International Perfusion Association

Lethal Myocardial Infarction in a Neonate During Extracorporeal Membrane Oxygenation

Neonatal extracorporeal membrane oxygenation (ECMO) is a critical intervention for newborns with severe respiratory or cardiac failure, often used in cases like congenital diaphragmatic hernia (CDH). However, ECMO is associated with significant risks, including thrombotic complications that can lead to devastating outcomes. This case study examines the rare but lethal occurrence of myocardial infarction (MI) in a neonate due to a thrombus formation during ECMO support.

Case Overview

A term neonate was diagnosed prenatally with a moderate-risk left-sided CDH. Delivered at 39 weeks via spontaneous vaginal birth, the baby required immediate respiratory support. Echocardiography at birth revealed severe pulmonary hypertension and biventricular dysfunction. The baby was treated with inhaled nitric oxide, milrinone, and epinephrine. On the sixth postnatal day, surgical repair of the CDH was performed, but the infant experienced worsening pulmonary hypertension and respiratory distress, necessitating ECMO initiation on day 25.

During ECMO support, clot burden in the circuit increased despite aggressive anticoagulation adjustments. On ECMO day 9, the baby suffered acute hypotension that did not respond to fluid resuscitation or vasopressors. An urgent echocardiogram revealed a large thrombus extending from the arterial cannula into the left main coronary artery (LMCA), obstructing coronary blood flow and leading to profound left ventricular dysfunction. The neonate’s electrocardiogram showed ST-segment elevation, indicative of myocardial infarction.

Given the severe prognosis, a multidisciplinary team—including neonatologists, pediatric cardiologists, and surgeon’s determined that further interventions were futile. After discussions with the family, care was compassionately withdrawn.

Discussion

Intracardiac thrombotic events in neonatal ECMO are underreported, with most ECMO-related thromboses being circuit-based. The Extracorporeal Life Support Organization (ELSO) database suggests that neonatal patient-related thrombotic complications are rare, with most reported cases involving intracranial or limb ischemia rather than intracardiac thrombosis.
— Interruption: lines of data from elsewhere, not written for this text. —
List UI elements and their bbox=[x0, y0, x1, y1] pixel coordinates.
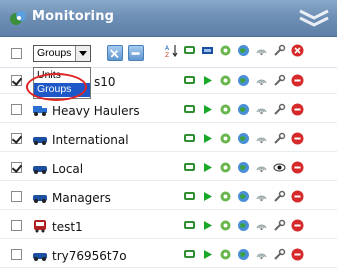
wrench-icon[interactable] bbox=[273, 248, 286, 261]
row-label: Managers bbox=[52, 191, 111, 205]
wrench-icon[interactable] bbox=[273, 219, 286, 232]
delete-icon[interactable] bbox=[291, 74, 304, 87]
row-checkbox[interactable] bbox=[11, 104, 22, 115]
monitor-icon[interactable] bbox=[183, 161, 196, 174]
monitor-icon[interactable] bbox=[183, 219, 196, 232]
list-item[interactable]: Managers bbox=[0, 185, 337, 210]
play-icon[interactable] bbox=[201, 74, 214, 87]
wrench-icon[interactable] bbox=[273, 103, 286, 116]
wrench-icon[interactable] bbox=[273, 44, 286, 57]
row-checkbox[interactable] bbox=[11, 249, 22, 260]
row-checkbox[interactable] bbox=[11, 220, 22, 231]
row-label: test1 bbox=[52, 220, 83, 234]
car-icon bbox=[33, 195, 47, 203]
row-label: International bbox=[52, 133, 129, 147]
row-label: s10 bbox=[94, 75, 116, 89]
chevron-down-icon[interactable] bbox=[75, 46, 90, 61]
svg-text:A: A bbox=[165, 45, 170, 52]
collapse-icon[interactable] bbox=[297, 6, 331, 30]
delete-icon[interactable] bbox=[291, 132, 304, 145]
globe-icon[interactable] bbox=[237, 44, 250, 57]
play-icon[interactable] bbox=[201, 248, 214, 261]
monitor-icon[interactable] bbox=[183, 44, 196, 57]
globe-icon[interactable] bbox=[237, 132, 250, 145]
list-item[interactable]: Heavy Haulers bbox=[0, 98, 337, 123]
delete-icon[interactable] bbox=[291, 219, 304, 232]
truck-icon bbox=[33, 106, 47, 116]
add-to-view-button[interactable] bbox=[107, 45, 123, 61]
globe-icon[interactable] bbox=[237, 74, 250, 87]
eye-icon[interactable] bbox=[273, 161, 286, 174]
settings-icon[interactable] bbox=[219, 103, 232, 116]
remove-from-view-button[interactable] bbox=[128, 45, 144, 61]
signal-icon[interactable] bbox=[255, 103, 268, 116]
play-icon[interactable] bbox=[201, 190, 214, 203]
monitor-icon[interactable] bbox=[183, 190, 196, 203]
car-icon bbox=[33, 137, 47, 145]
row-checkbox[interactable] bbox=[11, 191, 22, 202]
list-item[interactable]: test1 bbox=[0, 214, 337, 239]
panel-title: Monitoring bbox=[32, 9, 115, 24]
list-item[interactable]: Local bbox=[0, 156, 337, 181]
globe-icon[interactable] bbox=[237, 219, 250, 232]
signal-icon[interactable] bbox=[255, 190, 268, 203]
settings-icon[interactable] bbox=[219, 219, 232, 232]
monitor-icon[interactable] bbox=[183, 248, 196, 261]
delete-icon[interactable] bbox=[291, 161, 304, 174]
signal-icon[interactable] bbox=[255, 132, 268, 145]
signal-icon[interactable] bbox=[255, 161, 268, 174]
row-checkbox[interactable] bbox=[11, 133, 22, 144]
play-icon[interactable] bbox=[201, 219, 214, 232]
car-icon bbox=[33, 253, 47, 261]
car-icon bbox=[33, 166, 47, 174]
wrench-icon[interactable] bbox=[273, 74, 286, 87]
signal-icon[interactable] bbox=[255, 248, 268, 261]
globe-icon[interactable] bbox=[237, 190, 250, 203]
list-item[interactable]: try76956t7o bbox=[0, 243, 337, 268]
monitor-icon[interactable] bbox=[183, 132, 196, 145]
monitor-icon[interactable] bbox=[183, 103, 196, 116]
panel-header: Monitoring bbox=[0, 0, 337, 37]
settings-icon[interactable] bbox=[219, 74, 232, 87]
globe-icon[interactable] bbox=[237, 248, 250, 261]
monitoring-panel: Monitoring Groups A Z Units Groups s10 H… bbox=[0, 0, 337, 268]
row-checkbox[interactable] bbox=[11, 75, 22, 86]
bus-icon bbox=[34, 220, 46, 233]
row-label: Local bbox=[52, 162, 84, 176]
play-icon[interactable] bbox=[201, 161, 214, 174]
delete-icon[interactable] bbox=[291, 44, 304, 57]
settings-icon[interactable] bbox=[219, 190, 232, 203]
settings-icon[interactable] bbox=[219, 44, 232, 57]
group-mode-value: Groups bbox=[37, 47, 72, 59]
delete-icon[interactable] bbox=[291, 248, 304, 261]
row-checkbox[interactable] bbox=[11, 162, 22, 173]
sort-az-icon[interactable]: A Z bbox=[165, 44, 178, 57]
svg-text:Z: Z bbox=[165, 52, 169, 57]
globe-icon[interactable] bbox=[237, 103, 250, 116]
highlight-annotation bbox=[26, 73, 87, 101]
settings-icon[interactable] bbox=[219, 161, 232, 174]
signal-icon[interactable] bbox=[255, 44, 268, 57]
delete-icon[interactable] bbox=[291, 103, 304, 116]
signal-icon[interactable] bbox=[255, 74, 268, 87]
group-mode-select[interactable]: Groups bbox=[33, 45, 91, 62]
settings-icon[interactable] bbox=[219, 248, 232, 261]
signal-icon[interactable] bbox=[255, 219, 268, 232]
select-all-checkbox[interactable] bbox=[11, 48, 22, 59]
monitoring-logo-icon bbox=[10, 11, 26, 25]
play-icon[interactable] bbox=[201, 103, 214, 116]
settings-icon[interactable] bbox=[219, 132, 232, 145]
list-item[interactable]: International bbox=[0, 127, 337, 152]
wrench-icon[interactable] bbox=[273, 132, 286, 145]
monitor-icon[interactable] bbox=[183, 74, 196, 87]
delete-icon[interactable] bbox=[291, 190, 304, 203]
route-icon[interactable] bbox=[201, 44, 214, 57]
row-label: try76956t7o bbox=[52, 249, 127, 263]
wrench-icon[interactable] bbox=[273, 190, 286, 203]
row-label: Heavy Haulers bbox=[52, 104, 140, 118]
globe-icon[interactable] bbox=[237, 161, 250, 174]
play-icon[interactable] bbox=[201, 132, 214, 145]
Several factors may have contributed to thrombus formation in this case:

  • Neonatal Hemostasis Differences: The delicate balance between procoagulant and anticoagulant factors in neonates makes them more prone to clotting, even under anticoagulation therapy.
  • Aortic Arch Hypoplasia: CDH patients often have vascular anomalies, including small aortic arches, which may predispose them to blood stasis and thrombosis.
  • Cannula Placement: The arterial cannula was positioned deeply in the aorta, possibly leading to disturbed flow dynamics that facilitated clot formation.
  • Persistent Pulmonary Hypertension: Severe pulmonary hypertension may have increased cardiac strain, further compromising circulation and promoting thrombosis.

The detection of coronary thrombosis was particularly challenging. Traditional color Doppler echocardiography can be difficult in neonates due to low coronary flow velocities, necessitating specialized techniques such as adjusting the Nyquist limit to enhance visualization. In this case, targeted neonatal echocardiography (TNE) played a crucial role in identifying the thrombus and its impact on cardiac function.

Management Challenges and Future Directions

Managing ECMO-related thrombosis in neonates remains complex, with options including:

  • Surgical Thrombectomy: Rarely performed in neonates due to high risk.
  • Interventional Catheterization: Some cases benefit from direct thrombus removal or stenting.
  • Thrombolysis: Recombinant tissue plasminogen activator (rtPA) has shown promise but carries bleeding risks.
  • Ultrasound-Enhancing Agents: Emerging techniques that may improve clot visualization and microvascular perfusion.

Despite these potential interventions, the rapid deterioration in this case precluded aggressive treatment. Future research should focus on refining anticoagulation protocols, improving early thrombus detection via echocardiography, and exploring alternative ECMO configurations to minimize clot risk.

Conclusion

Neonatal myocardial infarction due to ECMO-associated intracardiac thrombosis is a rare but catastrophic event. This case underscores the importance of vigilant monitoring, optimized anticoagulation management, and advanced echocardiographic techniques for early clot detection. Further studies are needed to enhance patient outcomes by refining ECMO protocols and improving thrombus management strategies.

Study Ranking: 3 (Medium Quality) While a case report, this study provides a detailed clinical case with well-supported discussion and references, contributing valuable insights into a rare but critical neonatal complication.